Por ter sido dublada em cima do espanhol do México, a série não necessariamente recebeu a adaptação mais fiel do japonês. Mas isso nem importava, já que ninguém tinha acesso a conteúdo original em 1996. Junto com os episódios chegaram ao Brasil as bonecas da Bandai, licenciadas pela Samtoy, e outros badulaques digníssimos em vários tons de rosa, como os acessórios das heroínas, a tiara lunar, as miniaturas estilo SD, fantasias, mochilas e canetas, revistinhas seriadas da editora Abril... O departamento comercial de licenciamento foi tão convincente que até o Castelo da Sailor Moon, que com a inflação hoje custaria algo próximo a R$ 750, foi lançado por aqui. Mas lembra aquela história de menino e menina? Pois bem: embora a audiência da série fosse satisfatória, os produtos encalharam. Uma das explicações é que a maior parte do público era formado por garotos envergonhados, que não gostavam de assumir que adoravam assistir um monte de mulher salvando o dia (qualquer semelhança com a vida real não é mera coincidência). Com o licenciamento barrado pelo encalhe, a Manchete até tentou comprar mais episódios do anime, mas eles eram CAROS. Como não havia lucro com bonecas e brinquedos, precisaria haver com a exibição, numa negociação similar a Cavaleiros do Zodíaco. Junta-se a isso o fato de que a Manchete não estava bem das pernas e Sailor Moon foi cancelada com menos de um ano da estreia, deixando uma legião de fãs órfãos. Dos 200 episódios da série, só 46 foram exibidos por aqui, correspondentes à primeira temporada. E em 1999, após “um milhão” de reexibições de Cavaleiros do Zodíaco, a Manchete faliu, fechando as portas.

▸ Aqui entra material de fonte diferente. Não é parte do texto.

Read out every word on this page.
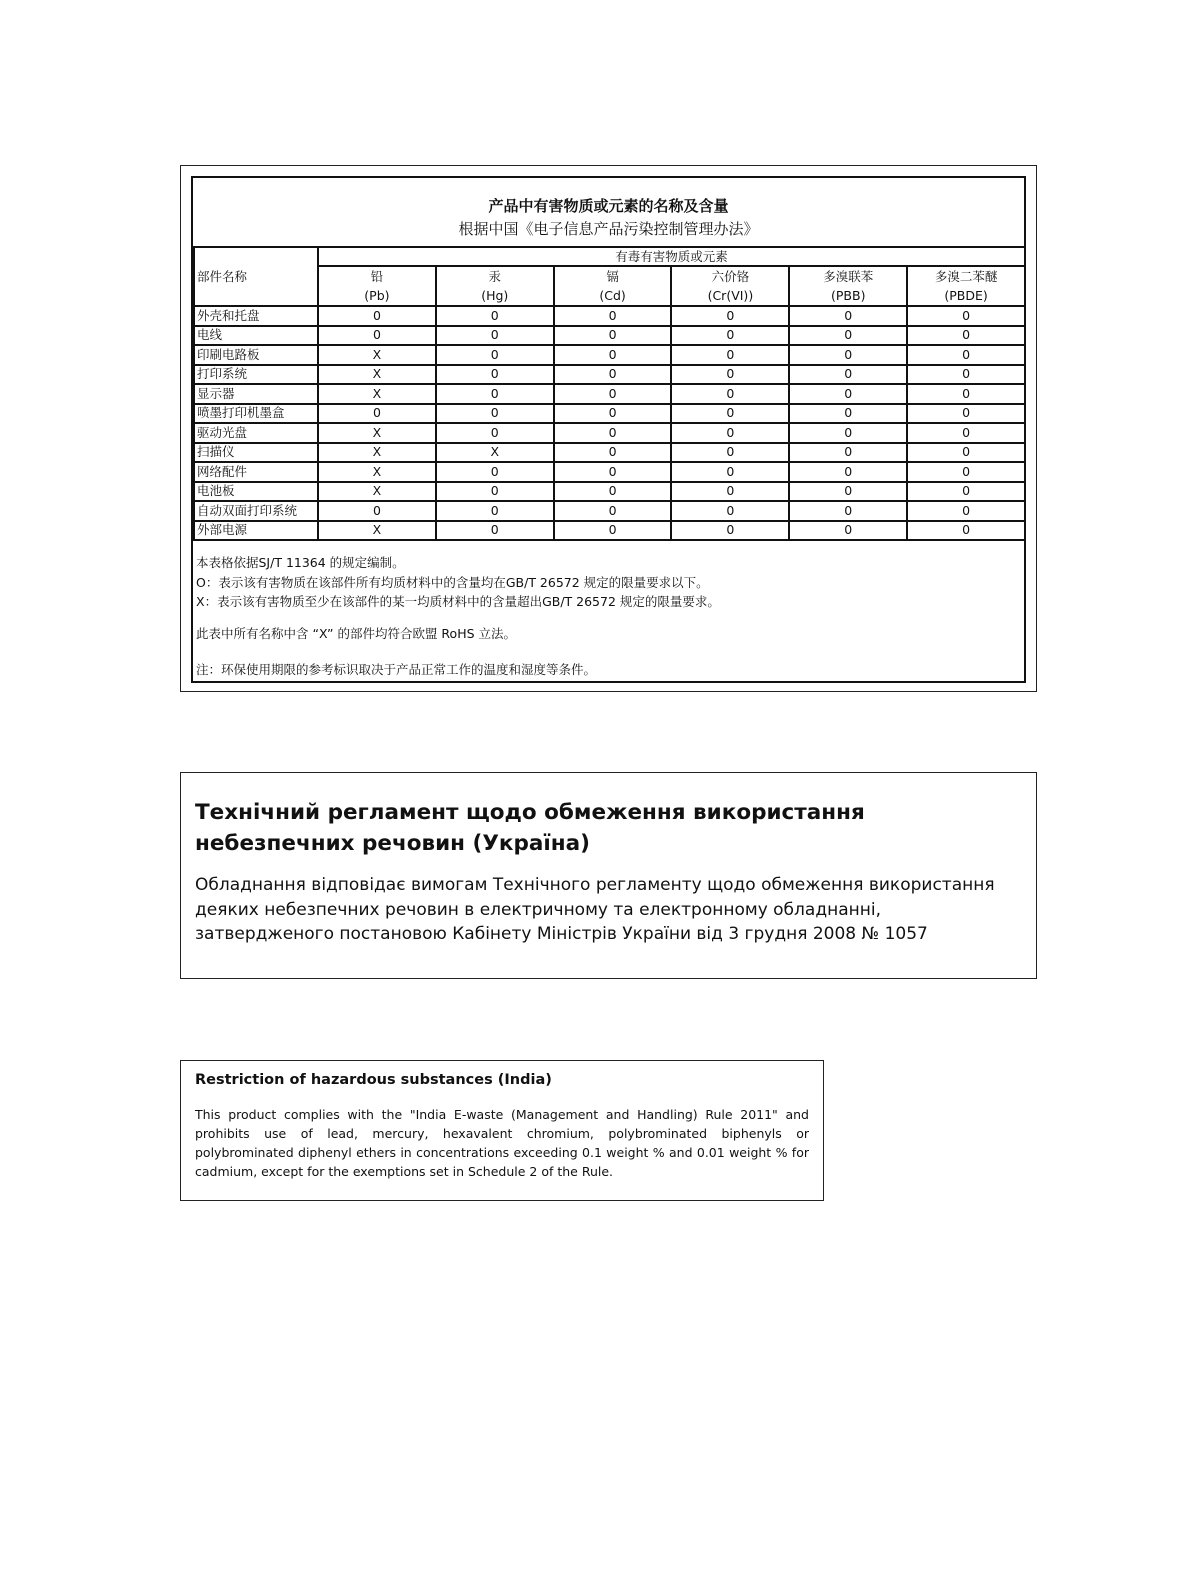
产品中有害物质或元素的名称及含量
根据中国《电子信息产品污染控制管理办法》
部件名称	有毒有害物质或元素					
	铅	汞	镉	六价铬	多溴联苯	多溴二苯醚
	(Pb)	(Hg)	(Cd)	(Cr(VI))	(PBB)	(PBDE)
外壳和托盘	0	0	0	0	0	0
电线	0	0	0	0	0	0
印刷电路板	X	0	0	0	0	0
打印系统	X	0	0	0	0	0
显示器	X	0	0	0	0	0
喷墨打印机墨盒	0	0	0	0	0	0
驱动光盘	X	0	0	0	0	0
扫描仪	X	X	0	0	0	0
网络配件	X	0	0	0	0	0
电池板	X	0	0	0	0	0
自动双面打印系统	0	0	0	0	0	0
外部电源	X	0	0	0	0	0
本表格依据SJ/T 11364 的规定编制。
O：表示该有害物质在该部件所有均质材料中的含量均在GB/T 26572 规定的限量要求以下。
X：表示该有害物质至少在该部件的某一均质材料中的含量超出GB/T 26572 规定的限量要求。
此表中所有名称中含 “X” 的部件均符合欧盟 RoHS 立法。
注：环保使用期限的参考标识取决于产品正常工作的温度和湿度等条件。
Технічний регламент щодо обмеження використання
небезпечних речовин (Україна)
Обладнання відповідає вимогам Технічного регламенту щодо обмеження використання
деяких небезпечних речовин в електричному та електронному обладнанні,
затвердженого постановою Кабінету Міністрів України від 3 грудня 2008 № 1057
Restriction of hazardous substances (India)
This product complies with the "India E-waste (Management and Handling) Rule 2011" and prohibits use of lead, mercury, hexavalent chromium, polybrominated biphenyls or polybrominated diphenyl ethers in concentrations exceeding 0.1 weight % and 0.01 weight % for cadmium, except for the exemptions set in Schedule 2 of the Rule.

Castelo da Sailor Moon da Bandai: lançado no Brasil pra encalhar  (Foto: Reprodução )

Castelo da Sailor Moon da Bandai: lançado no Brasil pra encalhar (Foto: Reprodução )

Eu sou uma Sailor Moon
A segunda chance para Sailor Moon no Brasil veio em novembro de 2000, no Cartoon Network. O país passava por um segundo boom das animações japonesas com Pokémon e Dragon Ball Z fazendo muito sucesso tanto na TV aberta quanto na TV fechada. A série foi anunciada numa dobradinha “girl power” do canal. Às 16h era exibido Sailor Moon, seguido de Card Captor Sakura (um anime que curiosamente foi bastante inspirado no primeiro e também era protagonizado por uma heroína mágica), às 16h30. Mas o nariz de palhaço dos fãs não sairia tão cedo da cara.

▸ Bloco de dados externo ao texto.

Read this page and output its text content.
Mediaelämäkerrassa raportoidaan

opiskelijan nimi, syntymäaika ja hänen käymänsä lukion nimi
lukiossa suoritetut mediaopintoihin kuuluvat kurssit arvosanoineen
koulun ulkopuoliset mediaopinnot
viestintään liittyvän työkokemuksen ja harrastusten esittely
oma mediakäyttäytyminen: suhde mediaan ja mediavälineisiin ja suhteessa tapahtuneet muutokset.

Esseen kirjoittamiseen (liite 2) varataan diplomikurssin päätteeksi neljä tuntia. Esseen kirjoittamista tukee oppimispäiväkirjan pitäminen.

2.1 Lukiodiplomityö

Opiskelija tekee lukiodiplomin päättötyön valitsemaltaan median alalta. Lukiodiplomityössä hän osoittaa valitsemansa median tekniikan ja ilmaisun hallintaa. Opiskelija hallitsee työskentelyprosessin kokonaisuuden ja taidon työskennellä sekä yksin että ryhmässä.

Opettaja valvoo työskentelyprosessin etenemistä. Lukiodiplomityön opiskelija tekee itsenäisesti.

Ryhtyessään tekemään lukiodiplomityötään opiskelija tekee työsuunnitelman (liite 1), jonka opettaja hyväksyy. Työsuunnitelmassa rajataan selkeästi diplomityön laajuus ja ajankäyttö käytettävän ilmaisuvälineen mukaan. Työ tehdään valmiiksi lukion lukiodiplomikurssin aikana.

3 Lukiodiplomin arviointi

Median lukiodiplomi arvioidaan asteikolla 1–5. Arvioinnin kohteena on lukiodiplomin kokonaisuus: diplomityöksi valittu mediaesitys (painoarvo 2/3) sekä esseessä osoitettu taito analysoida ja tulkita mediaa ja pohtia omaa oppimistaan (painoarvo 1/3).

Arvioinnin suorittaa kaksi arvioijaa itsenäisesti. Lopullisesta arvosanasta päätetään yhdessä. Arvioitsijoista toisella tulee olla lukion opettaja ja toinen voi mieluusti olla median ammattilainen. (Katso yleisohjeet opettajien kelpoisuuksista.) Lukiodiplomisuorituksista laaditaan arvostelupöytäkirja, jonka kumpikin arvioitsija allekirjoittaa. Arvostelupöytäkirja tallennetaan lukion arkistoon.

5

Por conta de entraves nos contratos da Manchete com a Samtoy/Alien International, primeira distribuidora de SM (já pode chamar assim?) no Brasil, o Cartoon passou a exibir a série a partir da segunda temporada, batizada de Sailor Moon R. E pra "ajudar", o novo estúdio de dublagem, a BKS, não só mudou todo o elenco que conhecíamos, como também adaptou de forma esdrúxula os golpes e poderes. Detalhes, mas fã é chato, né? E estão com toda a razão (risos). “Pelo poder do prisma lunar”, fala em que a protagonista Sailor Moon evocava sua transformação, virou “Pelos poderes do prisma lunar” (ou seria Greyskull?). “Eu sou Sailor Moon e punirei você em nome da Lua” virou “Sou UMA Sailor Moon e vou castigar você em nome da Lua”, como se Sailor Moon fosse uma espécie de animal e não uma guerreira icônica, e como se os inimigos fossem filhos dela prontos para ficarem de castigo no quarto por terem feito algo errado. Estou sendo chato? O novo elenco de dublagem causou muito estranhamento a quem assistiu a versão Gota Mágica e a BKS foi alvo de bastante "rage" numa era pré-redes sociais. Sailor Moon agora era interpretada por Daniela Piquet, o que dividiu a base dos fãs que queriam porque queriam a Marli Bortoletto de volta. Apesar das reclamações, Daniela tinha uma voz bastante similar à Serena (Usagi) do original. Só estava um pouco fora do tom…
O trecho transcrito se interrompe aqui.